The Lengths Vodka Marketing Has Gone to Make the Spirit Mainstream
Vodka: the drink of the collegiate, the calorie-conscious, and the prosperous. According to the Alcohol and Tobacco Tax and Trade Bureau’s definition, vodka can be made from any organic source. It must be distilled to at least 190 proof, and must be “without distinctive character, aroma, taste, or color.”
Since 1967, it’s been the best-selling white spirit in the U.S. But despite its prevalence, vodka took a while to catch on.
Vodka wasn’t produced within the U.S. until 1934. In that year, the first vodka distillery in the country opened in Bethel, Connecticut. Even with the distillery open, the spirit still faced some hurdles in the middle of the century. It was as heavily associated with Russia as borscht. This wasn’t the best connotation to have during the Cold War, and it took plenty of marketing to overcome the stigma attached to it.
As the counterculture movement gained traction, new drinkers turned away from their parents’ spirits of choice. Furthermore, both Scotch and bourbon whiskey weren’t considered ladylike. From the beginning, vodka and light beer were frequently marketed to women as being a less challenging, less flavorful, diet option (even though some gins and whiskeys might clock in with fewer calories).
Ads have suggested that vodka gives you less of a hangover, can make you the life of the party, or win you all the ladies.
To honor its place in advertising history, we’ve put together a list of the five most common ways Vodka is—or was—marketed.
1. Vodka is Good Because Sex.
The connection between liquor and sex is well established. But with vodka, it can be a strange combination. Some companies, like Effen and Ménage à Trois, base their ads around jokes about their names. Others, like Three Olives, use tag lines like “What’s Your O-Face,” and yet others employ scantily clad models.
2. Vodka is Good Because of its Odorlessness.
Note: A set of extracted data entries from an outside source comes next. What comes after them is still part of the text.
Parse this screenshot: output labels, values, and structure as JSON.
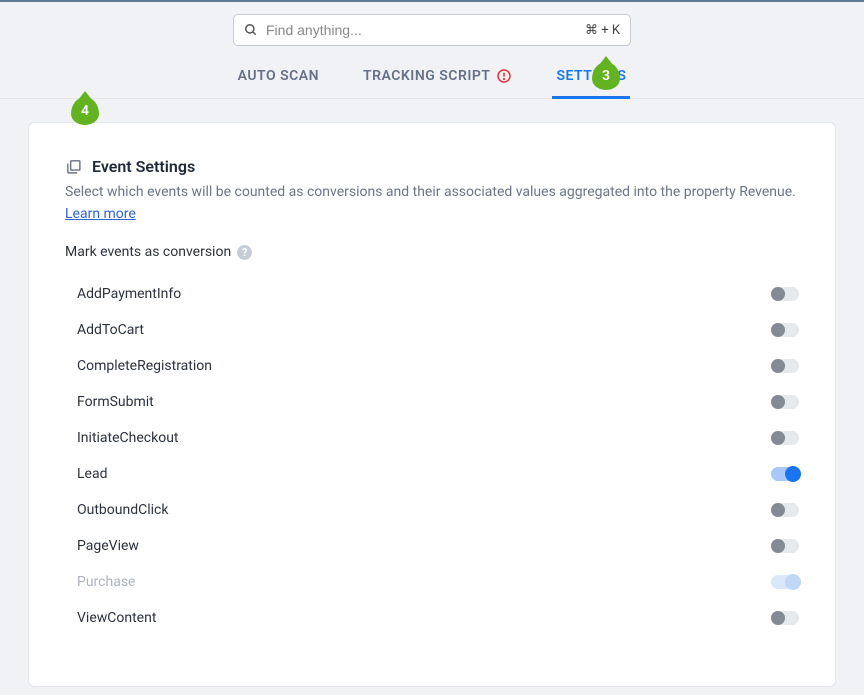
{
  "search": {
    "placeholder": "Find anything...",
    "shortcut": "⌘ + K"
  },
  "tabs": {
    "auto_scan": "AUTO SCAN",
    "tracking_script": "TRACKING SCRIPT",
    "settings": "SETTINGS"
  },
  "callouts": {
    "c3": "3",
    "c4": "4"
  },
  "section": {
    "title": "Event Settings",
    "description": "Select which events will be counted as conversions and their associated values aggregated into the property Revenue.",
    "learn_more": "Learn more"
  },
  "mark_label": "Mark events as conversion",
  "events": [
    {
      "name": "AddPaymentInfo",
      "on": false,
      "faded": false
    },
    {
      "name": "AddToCart",
      "on": false,
      "faded": false
    },
    {
      "name": "CompleteRegistration",
      "on": false,
      "faded": false
    },
    {
      "name": "FormSubmit",
      "on": false,
      "faded": false
    },
    {
      "name": "InitiateCheckout",
      "on": false,
      "faded": false
    },
    {
      "name": "Lead",
      "on": true,
      "faded": false
    },
    {
      "name": "OutboundClick",
      "on": false,
      "faded": false
    },
    {
      "name": "PageView",
      "on": false,
      "faded": false
    },
    {
      "name": "Purchase",
      "on": true,
      "faded": true
    },
    {
      "name": "ViewContent",
      "on": false,
      "faded": false
    }
  ]
}
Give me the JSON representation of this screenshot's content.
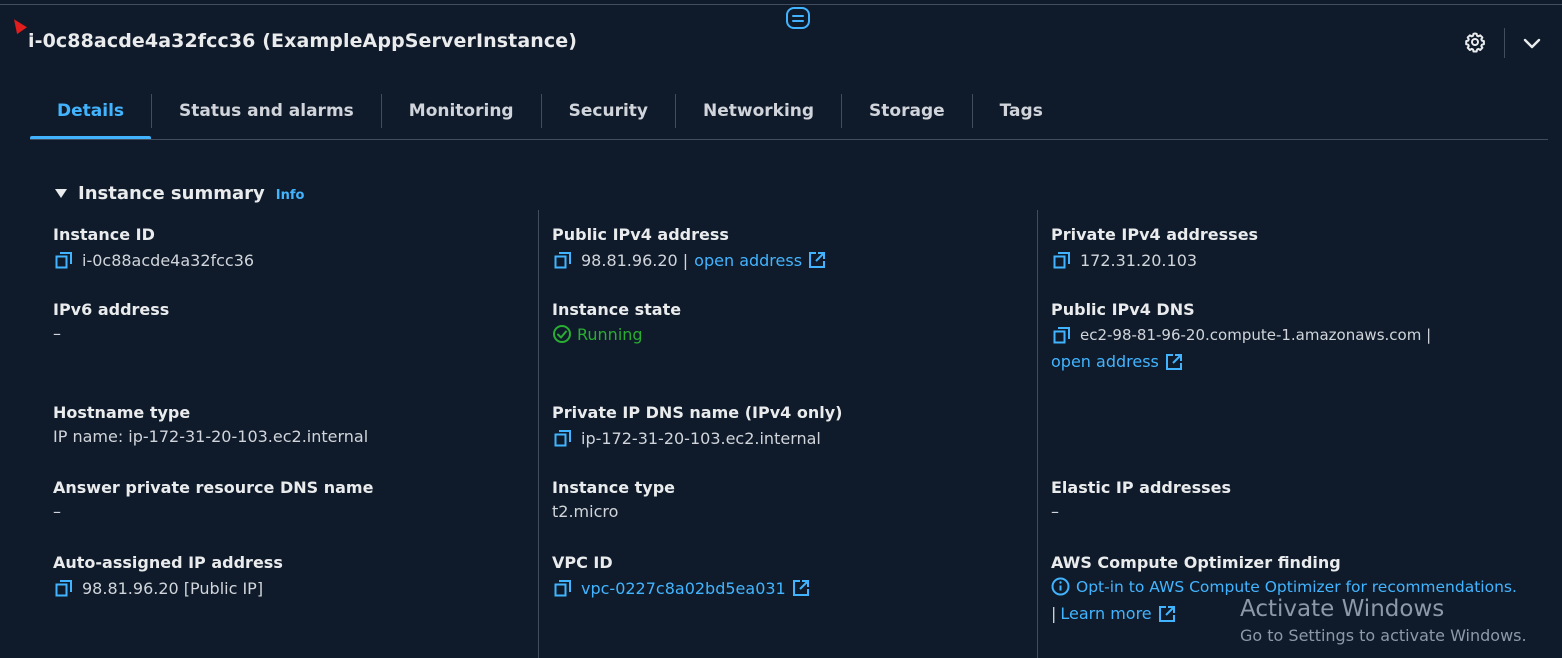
{
  "header": {
    "title": "i-0c88acde4a32fcc36 (ExampleAppServerInstance)"
  },
  "tabs": [
    {
      "label": "Details",
      "active": true
    },
    {
      "label": "Status and alarms"
    },
    {
      "label": "Monitoring"
    },
    {
      "label": "Security"
    },
    {
      "label": "Networking"
    },
    {
      "label": "Storage"
    },
    {
      "label": "Tags"
    }
  ],
  "section": {
    "title": "Instance summary",
    "info_label": "Info"
  },
  "fields": {
    "instance_id": {
      "label": "Instance ID",
      "value": "i-0c88acde4a32fcc36"
    },
    "ipv6": {
      "label": "IPv6 address",
      "value": "–"
    },
    "hostname_type": {
      "label": "Hostname type",
      "value": "IP name: ip-172-31-20-103.ec2.internal"
    },
    "answer_dns": {
      "label": "Answer private resource DNS name",
      "value": "–"
    },
    "auto_ip": {
      "label": "Auto-assigned IP address",
      "value": "98.81.96.20 [Public IP]"
    },
    "public_ipv4": {
      "label": "Public IPv4 address",
      "value": "98.81.96.20 |",
      "link": "open address"
    },
    "instance_state": {
      "label": "Instance state",
      "value": "Running"
    },
    "private_dns": {
      "label": "Private IP DNS name (IPv4 only)",
      "value": "ip-172-31-20-103.ec2.internal"
    },
    "instance_type": {
      "label": "Instance type",
      "value": "t2.micro"
    },
    "vpc_id": {
      "label": "VPC ID",
      "value": "vpc-0227c8a02bd5ea031"
    },
    "private_ipv4": {
      "label": "Private IPv4 addresses",
      "value": "172.31.20.103"
    },
    "public_dns": {
      "label": "Public IPv4 DNS",
      "value": "ec2-98-81-96-20.compute-1.amazonaws.com |",
      "link": "open address"
    },
    "elastic_ip": {
      "label": "Elastic IP addresses",
      "value": "–"
    },
    "optimizer": {
      "label": "AWS Compute Optimizer finding",
      "link": "Opt-in to AWS Compute Optimizer for recommendations.",
      "sep": "|",
      "learn": "Learn more"
    }
  },
  "watermark": {
    "line1": "Activate Windows",
    "line2": "Go to Settings to activate Windows."
  },
  "colors": {
    "background": "#0f1b2a",
    "accent": "#42b4ff",
    "success": "#29ad32"
  }
}
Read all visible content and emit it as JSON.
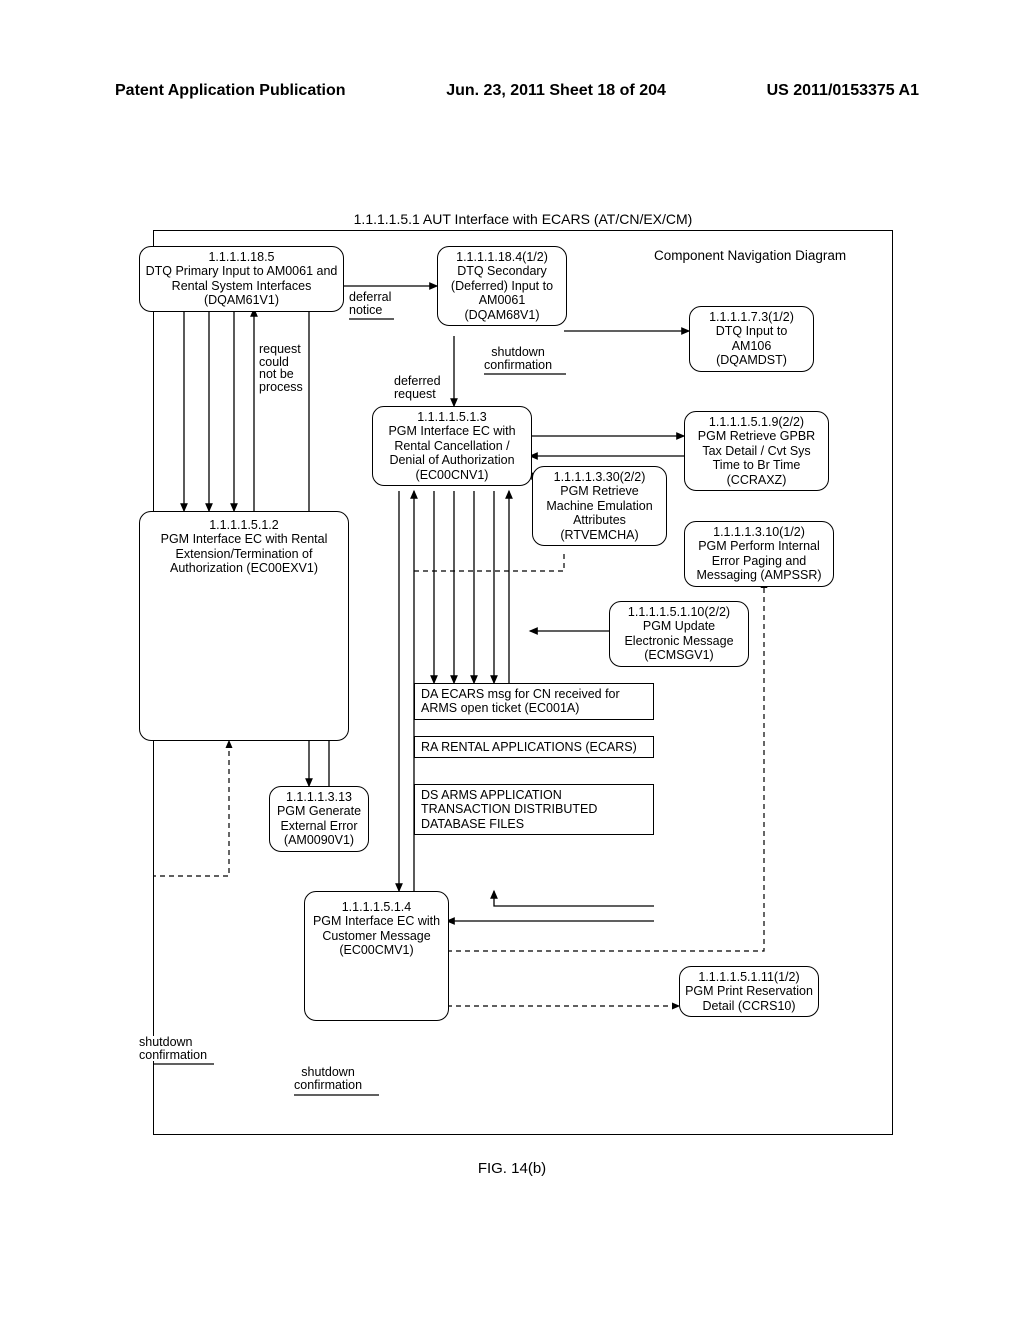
{
  "header": {
    "left": "Patent Application Publication",
    "middle": "Jun. 23, 2011  Sheet 18 of 204",
    "right": "US 2011/0153375 A1"
  },
  "figure_caption": "FIG. 14(b)",
  "frame_title": "1.1.1.1.5.1 AUT Interface with ECARS (AT/CN/EX/CM)",
  "nodes": {
    "n1": {
      "id": "1.1.1.1.18.5",
      "text": "DTQ Primary Input to AM0061 and Rental System Interfaces (DQAM61V1)"
    },
    "n2": {
      "id": "1.1.1.1.18.4(1/2)",
      "text": "DTQ Secondary (Deferred) Input to AM0061 (DQAM68V1)"
    },
    "n3": {
      "id": "1.1.1.1.7.3(1/2)",
      "text": "DTQ Input to AM106 (DQAMDST)"
    },
    "n4": {
      "id": "1.1.1.1.5.1.3",
      "text": "PGM Interface EC with Rental Cancellation / Denial of Authorization (EC00CNV1)"
    },
    "n5": {
      "id": "1.1.1.1.5.1.9(2/2)",
      "text": "PGM Retrieve GPBR Tax Detail / Cvt Sys Time to Br Time (CCRAXZ)"
    },
    "n6": {
      "id": "1.1.1.1.3.30(2/2)",
      "text": "PGM Retrieve Machine Emulation Attributes (RTVEMCHA)"
    },
    "n7": {
      "id": "1.1.1.1.5.1.2",
      "text": "PGM Interface EC with Rental Extension/Termination of Authorization (EC00EXV1)"
    },
    "n8": {
      "id": "1.1.1.1.3.10(1/2)",
      "text": "PGM Perform Internal Error Paging and Messaging (AMPSSR)"
    },
    "n9": {
      "id": "1.1.1.1.5.1.10(2/2)",
      "text": "PGM Update Electronic Message (ECMSGV1)"
    },
    "n10": {
      "id": "1.1.1.1.3.13",
      "text": "PGM Generate External Error (AM0090V1)"
    },
    "n11": {
      "id": "1.1.1.1.5.1.4",
      "text": "PGM Interface EC with Customer Message (EC00CMV1)"
    },
    "n12": {
      "id": "1.1.1.1.5.1.11(1/2)",
      "text": "PGM Print Reservation Detail (CCRS10)"
    }
  },
  "rects": {
    "r1": "DA ECARS msg for CN received for ARMS open ticket (EC001A)",
    "r2": "RA RENTAL APPLICATIONS (ECARS)",
    "r3": "DS ARMS APPLICATION TRANSACTION DISTRIBUTED DATABASE FILES"
  },
  "labels": {
    "cnd": "Component Navigation Diagram",
    "deferral_notice": "deferral\nnotice",
    "deferred_request": "deferred\nrequest",
    "shutdown_confirmation": "shutdown\nconfirmation",
    "request_could_not_be_process": "request\ncould\nnot be\nprocess",
    "shutdown_confirmation_2": "shutdown\nconfirmation",
    "shutdown_confirmation_3": "shutdown\nconfirmation"
  }
}
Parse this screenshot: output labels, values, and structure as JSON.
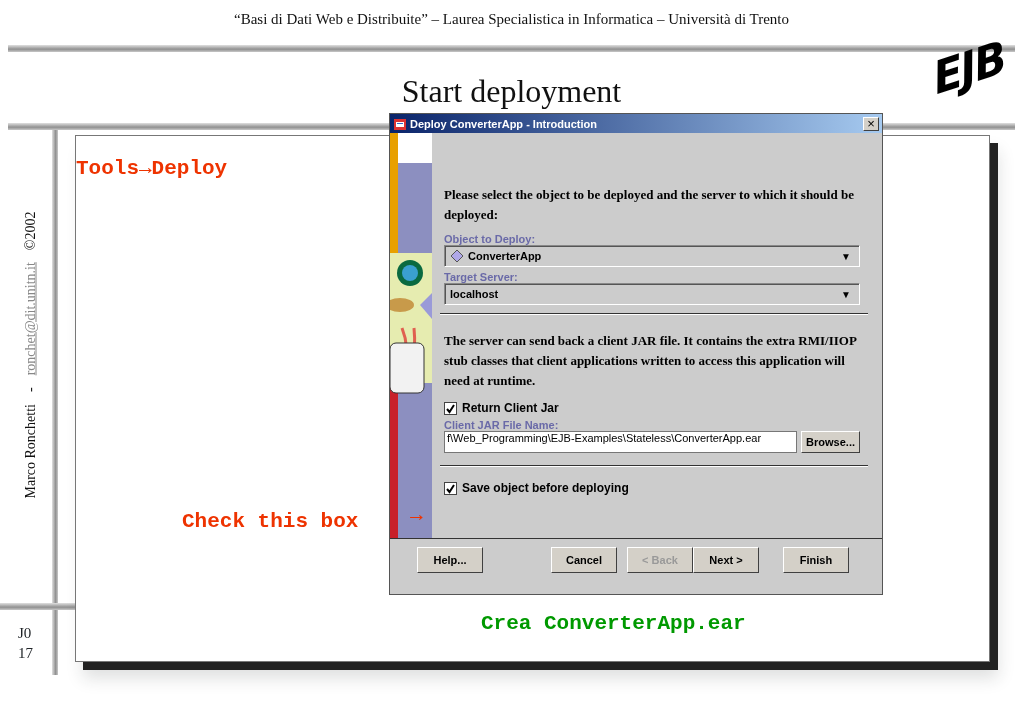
{
  "header": {
    "course": "“Basi di Dati Web e Distribuite” – Laurea Specialistica in Informatica – Università di Trento",
    "title": "Start deployment",
    "logo": "EJB"
  },
  "sidebar": {
    "author": "Marco Ronchetti",
    "separator": "-",
    "email": "ronchet@dit.unitn.it",
    "copyright": "©2002",
    "slide_code": "J0",
    "page": "17"
  },
  "notes": [
    {
      "text": "Tools→Deploy",
      "color": "#ee3300"
    },
    {
      "text": "Check this box",
      "color": "#ee3300"
    },
    {
      "text": "→",
      "color": "#ee3300"
    },
    {
      "text": "Crea ConverterApp.ear",
      "color": "#009900"
    }
  ],
  "dialog": {
    "title": "Deploy ConverterApp - Introduction",
    "close": "×",
    "intro": "Please select the object to be deployed and the server to which it should be deployed:",
    "object_label": "Object to Deploy:",
    "object_value": "ConverterApp",
    "caret_1": "▼",
    "server_label": "Target Server:",
    "server_value": "localhost",
    "caret_2": "▼",
    "info": "The server can send back a client JAR file. It contains the extra RMI/IIOP stub classes that client applications written to access this application will need at runtime.",
    "return_jar": {
      "label": "Return Client Jar",
      "checked": true
    },
    "jar_label": "Client JAR File Name:",
    "jar_value": "f\\Web_Programming\\EJB-Examples\\Stateless\\ConverterApp.ear",
    "browse": "Browse...",
    "save": {
      "label": "Save object before deploying",
      "checked": true
    },
    "buttons": [
      {
        "label": "Help...",
        "disabled": false
      },
      {
        "label": "Cancel",
        "disabled": false
      },
      {
        "label": "< Back",
        "disabled": true
      },
      {
        "label": "Next >",
        "disabled": false
      },
      {
        "label": "Finish",
        "disabled": false
      }
    ]
  }
}
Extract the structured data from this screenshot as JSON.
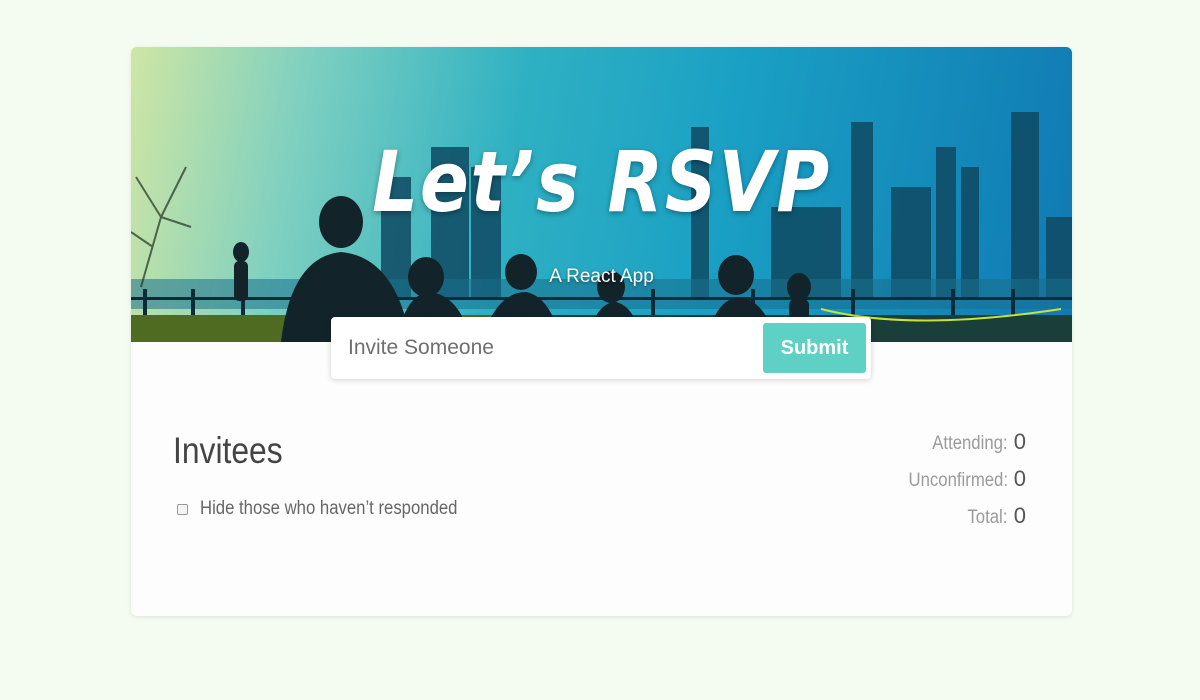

Before vodka reached mainstream acceptance, it was the drink of choice of, er, dedicated daytime drinkers. Slogans like “Smirnoff leaves you breathless” emphasized that it wouldn’t be detectable on your breath after you drank it.
3. Vodka is Good Because of How many times it’s been distilled.
Since vodka must be distilled to at least 95 percent alcohol by volume, it must be distilled more than once. Many vodkas label their product with how many times it's been through the still, implying that it's a measure of their liquor's purity. But there are plenty of factors that contribute to a vodka's quality, and a company's production process can affect how much every distillation impacts liquor quality. Plus, there is no regulated definition of "distilled," so it's all very hard to pin down.
4. Vodka is Good Because it Comes in Weird Flavors.
Have you seen UV’s list of flavors? Many companies release new flavors of vodka every year. To set themselves apart, producers are finding stranger and stranger combinations to make. Smoked salmon vodka? Alaska Distillery has you covered. Meanwhile Pinnacle offers cinnamon roll, orange whipped cream, and king cake flavors.
One of the best-known intersections of vodka and marketing is Absolut. An entire book was written on its most iconic campaign, advertisements with two-word slogans beginning with “Absolut” along with images made with or made to look like the bottle's famous silhouette. Though it took four years to catch on, more than 2,000 ads have been designed and produced with this format.